Hubert L. Dreyfus Interview: Conversations with History; Institute of International Studies, UC Berkeley
Page 7 of 8
But now I want to get from there to an issue which isn't computers. I got interested in writing this book about the Internet because there's no longer a question of making artificial minds by using computers. Heidegger trashed AI and it trashed itself. But now, people have said -- it's hard to remember, it's only maybe ten years ago -- that the marvelous thing about the Internet is that we don't have to have bodies on the Internet; in cyberspace, everybody is in touch with everybody else, nobody's limited by their body, by how they look, by their local situation. I have a good friend -- I dedicate the book to him, Nat Goldhaber, who is an important venture capitalist, who said, "Isn't it great? We're going to be able to sell everything on the Internet and see everything on the Internet, and our bodies will be irrelevant."
There were people called "extropians" at MIT who said, "We'll become immortal because everything that's important about us is what we can transmit on the Internet and everything else, that mortal part of us, we can leave behind." So, there was all this anti-body hype, and there's where Merleau-Ponty comes in, because in the quote you read, Merleau-Ponty says that it's our body with its skills which enables us to relate to things by going around them, and relate to people by this interesting capacity called intercorporeality, where I don't have to figure out from your gestures and how you look what you're thinking and what you're doing, I respond immediately with my gestures and my look. To Merleau-Ponty that intercorporeality seemed magical. Whenever he couldn't explain anything that was his word for it.
Now they've discovered something called mirror neurons. It turns out that the same neurons in apes that perceive a certain movement, if I'm grasping for something [for example], also are the neurons that produce the movement, so that it's no accident that when you see me doing it, you directly respond. They never mention yawning, but yawning would be the clearest case of this. Yawning is intercorporeality. If things are boring and I yawn, you don't have to figure out what it meant, you can't help but yawn. So, Merleau-Ponty describes all the ways the body is, as he puts it, geared into the world. And that's what the Internet definitely leaves out.
I just have to put in another comment -- a book I didn't show you because I didn't write it, but I published it, in a sense. There was a fellow graduate student named Samuel Todes who was very influential on me. I didn't mention him when we talked about my graduate [years], but if I went into Continental philosophy it was also largely because he was the only one I could talk to. He had this idea -- it's very important -- that the body has a structure. In Merleau-Ponty you hear always that the body has a capacity to act, to be open to the world, to go around objects, but Todes says, "Well, we've got a front and a back, an up and a down, we move forward more easily than we move backward, we can't protect ourselves from behind." There's a lot to having a body that Merleau-Ponty doesn't see. So, I published Todes' book, Body and World, because I think it's the next stage that people will have to pay attention to. I talked about it in my presidential address. This says that until computers could (which I don't think they ever will,) have bodies enough like ours, and feelings like ours, they can't be intelligent.

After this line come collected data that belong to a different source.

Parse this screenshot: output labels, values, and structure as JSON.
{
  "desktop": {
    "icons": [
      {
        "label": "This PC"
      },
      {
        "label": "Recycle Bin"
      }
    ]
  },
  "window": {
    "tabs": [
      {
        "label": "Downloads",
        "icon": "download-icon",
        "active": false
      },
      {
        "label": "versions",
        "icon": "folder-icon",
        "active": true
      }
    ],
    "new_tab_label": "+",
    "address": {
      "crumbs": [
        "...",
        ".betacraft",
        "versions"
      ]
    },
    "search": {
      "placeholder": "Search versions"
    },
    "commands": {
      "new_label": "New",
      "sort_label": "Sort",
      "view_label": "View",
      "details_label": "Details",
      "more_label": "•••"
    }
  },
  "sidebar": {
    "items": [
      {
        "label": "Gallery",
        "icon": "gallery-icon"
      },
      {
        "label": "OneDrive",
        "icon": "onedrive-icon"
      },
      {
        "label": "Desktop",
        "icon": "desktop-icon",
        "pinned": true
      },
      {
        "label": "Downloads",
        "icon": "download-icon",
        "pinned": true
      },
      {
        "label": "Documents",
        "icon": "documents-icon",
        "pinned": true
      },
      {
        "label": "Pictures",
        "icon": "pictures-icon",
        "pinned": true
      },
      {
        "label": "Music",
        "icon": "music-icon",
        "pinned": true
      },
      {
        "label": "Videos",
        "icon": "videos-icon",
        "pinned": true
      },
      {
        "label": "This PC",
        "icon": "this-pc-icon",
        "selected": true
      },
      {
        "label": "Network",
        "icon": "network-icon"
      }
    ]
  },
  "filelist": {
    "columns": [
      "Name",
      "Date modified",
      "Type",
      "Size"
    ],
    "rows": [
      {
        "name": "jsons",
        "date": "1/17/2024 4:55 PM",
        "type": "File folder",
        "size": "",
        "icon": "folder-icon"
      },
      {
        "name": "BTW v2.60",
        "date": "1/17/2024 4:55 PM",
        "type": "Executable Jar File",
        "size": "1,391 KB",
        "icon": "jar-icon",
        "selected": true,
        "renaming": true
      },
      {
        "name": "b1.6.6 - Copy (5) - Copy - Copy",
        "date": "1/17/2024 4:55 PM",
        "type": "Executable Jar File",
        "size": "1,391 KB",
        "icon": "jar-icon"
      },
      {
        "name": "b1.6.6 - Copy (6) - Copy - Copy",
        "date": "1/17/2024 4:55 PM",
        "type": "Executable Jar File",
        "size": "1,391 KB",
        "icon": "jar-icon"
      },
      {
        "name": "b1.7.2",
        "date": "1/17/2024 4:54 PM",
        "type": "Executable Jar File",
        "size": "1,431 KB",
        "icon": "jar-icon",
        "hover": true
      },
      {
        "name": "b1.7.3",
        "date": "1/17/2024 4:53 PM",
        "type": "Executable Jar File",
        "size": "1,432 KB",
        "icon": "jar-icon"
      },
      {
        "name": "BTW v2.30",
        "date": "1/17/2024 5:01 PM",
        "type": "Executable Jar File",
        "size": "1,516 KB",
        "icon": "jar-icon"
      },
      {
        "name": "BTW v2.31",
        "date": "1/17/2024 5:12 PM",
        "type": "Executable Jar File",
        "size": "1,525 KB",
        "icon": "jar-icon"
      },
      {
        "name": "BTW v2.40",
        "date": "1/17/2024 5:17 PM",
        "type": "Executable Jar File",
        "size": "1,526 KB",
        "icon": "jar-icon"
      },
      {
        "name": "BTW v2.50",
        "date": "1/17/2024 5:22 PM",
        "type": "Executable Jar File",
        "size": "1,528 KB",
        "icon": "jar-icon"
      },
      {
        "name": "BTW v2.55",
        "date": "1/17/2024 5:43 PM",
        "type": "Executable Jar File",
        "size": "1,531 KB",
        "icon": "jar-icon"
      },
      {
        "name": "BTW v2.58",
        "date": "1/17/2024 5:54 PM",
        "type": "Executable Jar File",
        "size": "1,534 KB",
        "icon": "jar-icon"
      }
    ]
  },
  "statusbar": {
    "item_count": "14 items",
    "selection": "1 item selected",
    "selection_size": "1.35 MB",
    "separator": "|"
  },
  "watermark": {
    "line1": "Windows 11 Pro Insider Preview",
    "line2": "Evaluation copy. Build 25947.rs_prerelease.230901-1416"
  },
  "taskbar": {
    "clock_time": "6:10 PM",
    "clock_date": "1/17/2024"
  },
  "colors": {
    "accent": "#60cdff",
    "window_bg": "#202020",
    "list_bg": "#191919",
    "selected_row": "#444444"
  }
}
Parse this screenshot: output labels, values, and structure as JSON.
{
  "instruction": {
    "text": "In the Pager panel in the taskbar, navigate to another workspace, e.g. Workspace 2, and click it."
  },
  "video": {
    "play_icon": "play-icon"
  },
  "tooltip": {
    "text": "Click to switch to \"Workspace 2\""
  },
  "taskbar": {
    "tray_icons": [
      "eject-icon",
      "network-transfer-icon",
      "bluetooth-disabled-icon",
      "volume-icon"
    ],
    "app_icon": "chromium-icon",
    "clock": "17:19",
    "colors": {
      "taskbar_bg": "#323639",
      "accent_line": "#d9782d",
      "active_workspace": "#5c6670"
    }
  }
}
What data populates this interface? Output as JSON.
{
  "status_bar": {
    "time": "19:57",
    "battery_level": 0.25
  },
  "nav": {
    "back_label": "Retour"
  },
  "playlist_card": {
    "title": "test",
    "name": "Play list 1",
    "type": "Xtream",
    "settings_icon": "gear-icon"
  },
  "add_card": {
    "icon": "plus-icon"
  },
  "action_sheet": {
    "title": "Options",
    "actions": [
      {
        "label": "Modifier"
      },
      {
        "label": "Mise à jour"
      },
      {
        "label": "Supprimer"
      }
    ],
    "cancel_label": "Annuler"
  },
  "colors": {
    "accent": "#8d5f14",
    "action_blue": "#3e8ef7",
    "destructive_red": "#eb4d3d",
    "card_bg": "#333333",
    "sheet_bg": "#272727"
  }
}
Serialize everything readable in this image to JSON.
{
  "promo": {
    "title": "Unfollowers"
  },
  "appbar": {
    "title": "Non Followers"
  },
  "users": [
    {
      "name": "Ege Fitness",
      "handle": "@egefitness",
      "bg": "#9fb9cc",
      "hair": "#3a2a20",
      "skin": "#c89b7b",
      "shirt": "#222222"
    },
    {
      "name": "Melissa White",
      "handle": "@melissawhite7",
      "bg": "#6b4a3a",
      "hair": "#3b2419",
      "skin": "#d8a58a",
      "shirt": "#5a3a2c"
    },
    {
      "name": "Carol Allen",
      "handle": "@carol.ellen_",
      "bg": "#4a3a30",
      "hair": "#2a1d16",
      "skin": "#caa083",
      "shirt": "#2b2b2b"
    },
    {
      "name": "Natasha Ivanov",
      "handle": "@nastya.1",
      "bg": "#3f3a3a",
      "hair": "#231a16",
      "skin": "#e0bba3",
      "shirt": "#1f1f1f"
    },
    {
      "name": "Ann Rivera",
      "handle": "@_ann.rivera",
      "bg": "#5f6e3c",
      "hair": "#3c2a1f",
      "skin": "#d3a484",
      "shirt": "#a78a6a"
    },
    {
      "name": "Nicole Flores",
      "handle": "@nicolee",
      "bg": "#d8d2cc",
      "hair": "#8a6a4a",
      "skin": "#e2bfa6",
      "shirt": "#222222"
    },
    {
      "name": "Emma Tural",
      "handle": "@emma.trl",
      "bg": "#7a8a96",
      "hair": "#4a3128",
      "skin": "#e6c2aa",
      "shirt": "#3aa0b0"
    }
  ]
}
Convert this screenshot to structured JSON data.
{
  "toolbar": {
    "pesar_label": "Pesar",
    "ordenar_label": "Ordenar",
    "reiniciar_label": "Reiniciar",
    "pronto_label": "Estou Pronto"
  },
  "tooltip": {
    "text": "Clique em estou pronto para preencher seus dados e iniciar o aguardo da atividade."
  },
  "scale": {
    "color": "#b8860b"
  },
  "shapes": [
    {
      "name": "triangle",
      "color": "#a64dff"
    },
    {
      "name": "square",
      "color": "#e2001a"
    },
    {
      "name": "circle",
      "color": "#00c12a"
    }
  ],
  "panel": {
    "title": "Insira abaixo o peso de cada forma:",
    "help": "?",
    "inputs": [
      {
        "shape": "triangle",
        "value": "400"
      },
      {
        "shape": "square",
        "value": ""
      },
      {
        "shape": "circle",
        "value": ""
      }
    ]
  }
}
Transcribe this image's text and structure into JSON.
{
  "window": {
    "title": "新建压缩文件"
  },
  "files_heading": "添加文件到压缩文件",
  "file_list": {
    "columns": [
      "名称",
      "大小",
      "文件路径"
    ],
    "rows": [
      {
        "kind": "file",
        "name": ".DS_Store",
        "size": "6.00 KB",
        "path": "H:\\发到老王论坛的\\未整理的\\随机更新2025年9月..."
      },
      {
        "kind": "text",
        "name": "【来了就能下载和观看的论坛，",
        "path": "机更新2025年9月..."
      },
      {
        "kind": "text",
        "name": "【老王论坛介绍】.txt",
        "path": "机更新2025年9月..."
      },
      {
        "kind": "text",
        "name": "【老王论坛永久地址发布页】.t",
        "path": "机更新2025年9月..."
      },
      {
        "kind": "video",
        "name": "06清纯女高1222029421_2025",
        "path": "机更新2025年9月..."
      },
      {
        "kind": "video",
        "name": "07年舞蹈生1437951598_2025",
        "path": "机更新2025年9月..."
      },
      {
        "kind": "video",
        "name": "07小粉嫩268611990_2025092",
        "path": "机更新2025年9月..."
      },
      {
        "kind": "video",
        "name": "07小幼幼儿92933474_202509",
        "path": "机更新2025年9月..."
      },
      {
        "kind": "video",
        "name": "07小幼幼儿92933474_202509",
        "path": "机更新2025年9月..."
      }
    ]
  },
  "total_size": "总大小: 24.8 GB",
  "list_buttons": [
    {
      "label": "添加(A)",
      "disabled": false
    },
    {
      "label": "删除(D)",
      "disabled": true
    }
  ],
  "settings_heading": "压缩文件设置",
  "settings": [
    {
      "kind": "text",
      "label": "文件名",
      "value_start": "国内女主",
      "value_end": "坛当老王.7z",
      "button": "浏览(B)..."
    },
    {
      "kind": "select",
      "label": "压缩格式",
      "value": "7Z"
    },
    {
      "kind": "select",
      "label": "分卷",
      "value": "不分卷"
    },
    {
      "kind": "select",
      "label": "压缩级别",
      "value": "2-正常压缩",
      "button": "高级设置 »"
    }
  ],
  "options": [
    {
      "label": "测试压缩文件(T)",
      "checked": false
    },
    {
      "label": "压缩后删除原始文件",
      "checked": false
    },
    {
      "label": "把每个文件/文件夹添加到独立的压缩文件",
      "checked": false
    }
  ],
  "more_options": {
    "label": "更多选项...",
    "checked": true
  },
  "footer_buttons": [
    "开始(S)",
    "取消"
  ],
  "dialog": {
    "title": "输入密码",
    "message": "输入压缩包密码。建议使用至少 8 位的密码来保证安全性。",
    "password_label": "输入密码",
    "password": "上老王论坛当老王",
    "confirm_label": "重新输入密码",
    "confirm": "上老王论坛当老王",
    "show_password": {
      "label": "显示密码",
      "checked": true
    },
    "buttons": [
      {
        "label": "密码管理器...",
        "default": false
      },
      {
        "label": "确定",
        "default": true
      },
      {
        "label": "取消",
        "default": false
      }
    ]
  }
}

And now the Internet: if we were disembodied on the Internet, we wouldn't be able to acquire skills, we wouldn't be able to see what was relevant and not relevant, we wouldn't be able to relate to other people. So, the Internet turns out to be a marvelous example of what we can and can't do without a body.
I think my Internet book is, in a sense, out of date. All this hype about how our civilization is going to be changed by the Internet, it's as important as the discovery of writing and so forth -- it's all gone. I mean, the Internet is a very, very useful tool. It's like the telephone, about as philosophically interesting and important. They both are disembodied. And it's interesting how the phone is more embodied because you can hear somebody, and how embodiment is creeping into the Internet. With Skype, my wife and kids are all doing international conferences now, talking to each other over the Internet, because clearly talking is better than messaging because there's a hint of the body in the voice -- not fully, but beginning to be.